CEO Kalbe Farma Vidjongtius dalam kegiatan Kompas Collaboration Forum yang diikuti secara virtual di Jakarta, Jumat (18/12/2020), menyampaikan, Indonesia dengan jumlah penduduk yang besar serta kondisi geografis berupa kepulauan menjadi tantangan tersendiri dalam pelaksanaan vaksinasi nasional. Vaksin yang tersedia perlu dipastikan kualitasnya tetap terjamin sampai pada proses penerimaan di masyarakat.
”Mutu produk vaksin dan kualitas distribusi vaksin sama pentingnya. Jadi, jangan sampai nanti produknya sudah bagus tetapi karena distribusinya tidak baik akan mengurangi kualitas vaksin,” katanya.
Ia menuturkan, sarana distribusi dan logistik vaksin harus sesuai dengan Cara Distribusi Obat yang Baik (CPOB) yang ditetapkan pemerintah. Aspek distribusi dan logistik vaksin penting diperhatikan karena Indonesia sebagai negara kepulauan membutuhkan kombinasi moda transportasi, mulai dari darat, laut, dan udara.
Mutu produk vaksin dan kualitas distribusi vaksin sama pentingnya. Jadi, jangan sampai nanti produknya bagus tetapi karena distribusinya tidak baik akan mengurangi kualitas vaksin.
Saat ini, infrastruktur sarana rantai dingin yang diperlukan untuk distribusi vaksin yang sudah siap di Indonesia adalah vaksin dengan suhu 2-8 derajat celsius.
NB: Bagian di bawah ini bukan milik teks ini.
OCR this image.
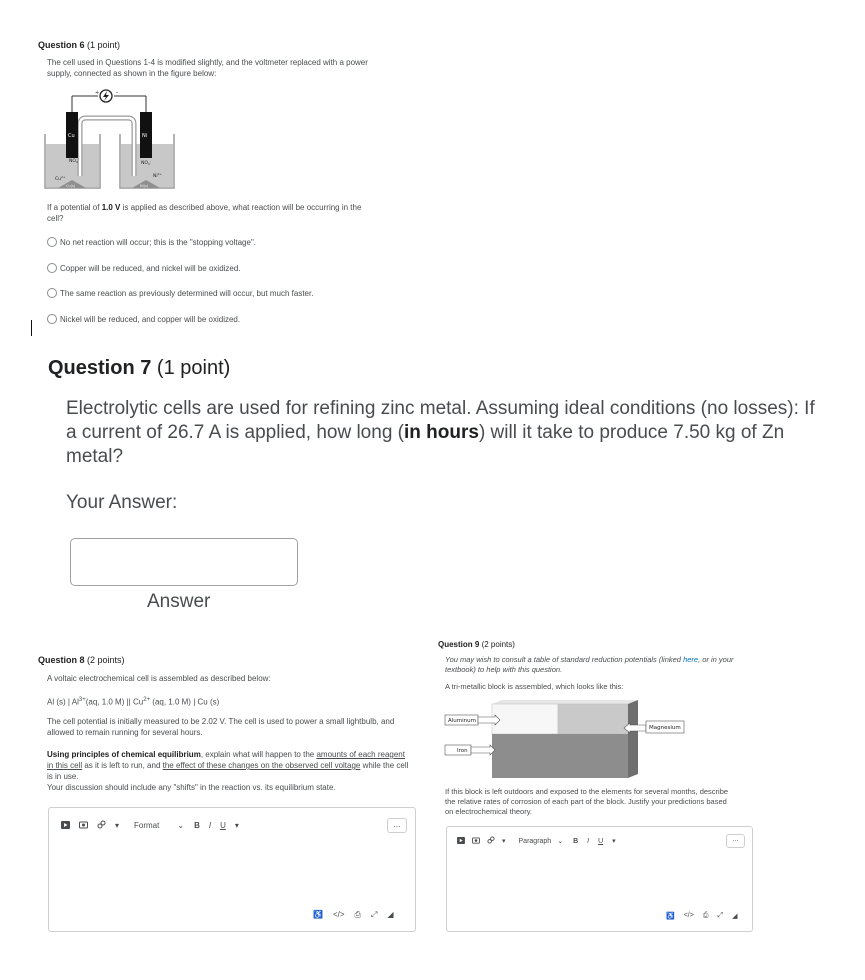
Question 6 (1 point)
The cell used in Questions 1-4 is modified slightly, and the voltmeter replaced with a power supply, connected as shown in the figure below:
+	-
Cu	Ni
$NO_3^-$
$NO_3^-$
$Cu^{2+}$	$Ni^{2+}$
Cu(s)	Ni(s)
If a potential of 1.0 V is applied as described above, what reaction will be occurring in the cell?
No net reaction will occur; this is the "stopping voltage".
Copper will be reduced, and nickel will be oxidized.
The same reaction as previously determined will occur, but much faster.
Nickel will be reduced, and copper will be oxidized.
Question 7 (1 point)
Electrolytic cells are used for refining zinc metal. Assuming ideal conditions (no losses): If a current of 26.7 A is applied, how long (in hours) will it take to produce 7.50 kg of Zn metal?
Your Answer:
Answer
Question 8 (2 points)
A voltaic electrochemical cell is assembled as described below:
Al (s) | $Al^{3+}(aq$, 1.0 M) || $Cu^{2+}$ (aq, 1.0 M) | Cu (s)
The cell potential is initially measured to be 2.02 V. The cell is used to power a small lightbulb, and allowed to remain running for several hours.
Using principles of chemical equilibrium, explain what will happen to the amounts of each reagent in this cell as it is left to run, and the effect of these changes on the observed cell voltage while the cell is in use.
Your discussion should include any "shifts" in the reaction vs. its equilibrium state.
▾ Format ⌄ B I U ▾	...
♿ </> ⎙ ⤢ ◢
Question 9 (2 points)
You may wish to consult a table of standard reduction potentials (linked here, or in your textbook) to help with this question.
A tri-metallic block is assembled, which looks like this:
Aluminum
Iron
Magnesium
If this block is left outdoors and exposed to the elements for several months, describe the relative rates of corrosion of each part of the block. Justify your predictions based on electrochemical theory.
▾ Paragraph ⌄ B I U ▾	...
♿ </> ⎙ ⤢ ◢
Sementara beberapa jenis vaksin yang tersedia dan dikembangkan di tingkat global tidak memenuhi infrastruktut itu, seperti vaksin Covid-19 dari Pfizer-BioNTech yang harus disimpan dengan suhu sekitar -70 derajat celsius.
Menumbuhkan harapan
Vidjongtius menilai, keberadaan vaksin Covid-19 menjadi harapan yang menumbuhkan kepercayaan bagi masyarakat dalam penanganan pandemi. Meski begitu, komunikasi terkait upaya pencegahan dengan 3M (mencuci tangan, memakai masker, dan menjaga jarak) serta 3T (telusur, testing, dan tindak lanjut penanganan kasus) tetap harus diutamakan.
Hal itu disebabkan vaksin tidak akan efektif menghilangkan risiko penularan sebelum vaksinasi bisa menjangkau 70 persen penduduk. Proses untuk memenuhi cakupan tersebut membutuhkan waktu yang tidak singkat.
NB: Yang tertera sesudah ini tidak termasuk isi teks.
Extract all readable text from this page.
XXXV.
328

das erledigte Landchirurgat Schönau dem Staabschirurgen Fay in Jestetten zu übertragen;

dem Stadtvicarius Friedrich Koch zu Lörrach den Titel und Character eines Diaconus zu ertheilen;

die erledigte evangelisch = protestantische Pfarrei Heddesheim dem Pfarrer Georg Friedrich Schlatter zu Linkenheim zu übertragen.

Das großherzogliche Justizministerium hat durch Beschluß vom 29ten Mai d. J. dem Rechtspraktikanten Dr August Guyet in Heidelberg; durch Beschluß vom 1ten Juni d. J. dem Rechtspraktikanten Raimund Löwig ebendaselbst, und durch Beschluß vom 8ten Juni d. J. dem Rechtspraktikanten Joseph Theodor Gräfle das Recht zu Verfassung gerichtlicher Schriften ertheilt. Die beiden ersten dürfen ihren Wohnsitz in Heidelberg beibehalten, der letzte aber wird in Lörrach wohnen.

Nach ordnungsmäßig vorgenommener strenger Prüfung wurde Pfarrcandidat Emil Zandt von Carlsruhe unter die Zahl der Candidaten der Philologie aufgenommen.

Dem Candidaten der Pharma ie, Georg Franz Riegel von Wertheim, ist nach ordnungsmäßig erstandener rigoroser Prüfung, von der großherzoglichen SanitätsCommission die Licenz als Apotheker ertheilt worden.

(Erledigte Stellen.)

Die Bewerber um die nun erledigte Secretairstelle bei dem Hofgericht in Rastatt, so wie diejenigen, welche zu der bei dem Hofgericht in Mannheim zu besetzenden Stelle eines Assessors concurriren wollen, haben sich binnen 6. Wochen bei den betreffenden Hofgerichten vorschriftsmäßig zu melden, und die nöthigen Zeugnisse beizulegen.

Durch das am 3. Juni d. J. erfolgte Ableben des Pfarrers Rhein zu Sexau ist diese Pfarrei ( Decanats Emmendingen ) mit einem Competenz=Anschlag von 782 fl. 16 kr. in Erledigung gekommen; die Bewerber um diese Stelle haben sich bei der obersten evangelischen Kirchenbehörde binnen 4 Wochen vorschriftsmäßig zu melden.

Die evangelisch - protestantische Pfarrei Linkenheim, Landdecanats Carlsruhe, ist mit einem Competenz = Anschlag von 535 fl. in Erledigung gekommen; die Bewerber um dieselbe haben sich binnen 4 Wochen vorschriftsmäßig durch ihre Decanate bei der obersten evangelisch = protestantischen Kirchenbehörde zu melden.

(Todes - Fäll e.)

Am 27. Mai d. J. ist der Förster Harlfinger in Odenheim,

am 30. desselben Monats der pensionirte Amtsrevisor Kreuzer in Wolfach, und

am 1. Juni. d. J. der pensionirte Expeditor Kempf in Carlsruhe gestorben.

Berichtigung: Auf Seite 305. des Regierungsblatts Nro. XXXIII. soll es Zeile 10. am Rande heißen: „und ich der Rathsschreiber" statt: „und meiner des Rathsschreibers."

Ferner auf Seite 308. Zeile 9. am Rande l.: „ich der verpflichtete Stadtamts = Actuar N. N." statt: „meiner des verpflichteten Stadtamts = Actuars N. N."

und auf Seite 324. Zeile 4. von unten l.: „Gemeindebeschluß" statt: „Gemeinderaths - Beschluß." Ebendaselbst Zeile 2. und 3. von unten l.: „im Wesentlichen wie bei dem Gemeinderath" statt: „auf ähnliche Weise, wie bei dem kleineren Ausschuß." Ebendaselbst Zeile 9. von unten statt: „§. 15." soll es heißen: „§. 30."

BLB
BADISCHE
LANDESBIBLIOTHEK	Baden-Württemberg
“Sosialisasi, edukasi, dan komunikasi mengenai vaksin juga harus dilakukan secara tepat sasaran. Upaya ini juga perlu dilakukan secara konsisten dengan melibatkan berbagai pihak pelaku kesehatan yang ada. Risiko adanya misinformasi di masyarakat dapat berpengaruh pada tingkat penerimaan masyarakat terhadap vaksin,” tutur Vidjongtius.
Peneliti senior Litbang Kompas, Bestian Nainggolan, menuturkan, berdasarkan survei yang dilakukan Litbang Kompas selama masa pandemi ini, sekitar 38 persen responden menyatakan ingin secepatnya divaksin Covid-19 dan 17 persen menyatakan ingin divaksin, tetapi tidak saat ini. Sementara itu, 16 persen responden menyatakan kurang berminat dan 7 persen sangat tidak berminat. Sebanyak 22 persen responden lainnya masih ragu-ragu.
Selain itu, survei ini menunjukkan 44 persen responden menyatakan bersedia diimunisasi jika gratis. Sebanyak 8 persen bersedia divaksinasi jika sebagian disubsidi pemerintah, 22 persen bersedia divaksinasi dengan biaya yang sesuai dengan kemampuan, serta 2 persen bersedia diimunisasi berapa pun harganya.
”Menarik juga karena jika dibagi berdasarkan tingkat ekonomi masyarakat, tingkat resistensi pada vaksin semakin besar pada kelas ekonomi bawah. Namun, semakin tinggi tingkat kelas ekonomi masyarakat juga semakin tinggi keragu-raguan untuk divaksinasi,” katanya.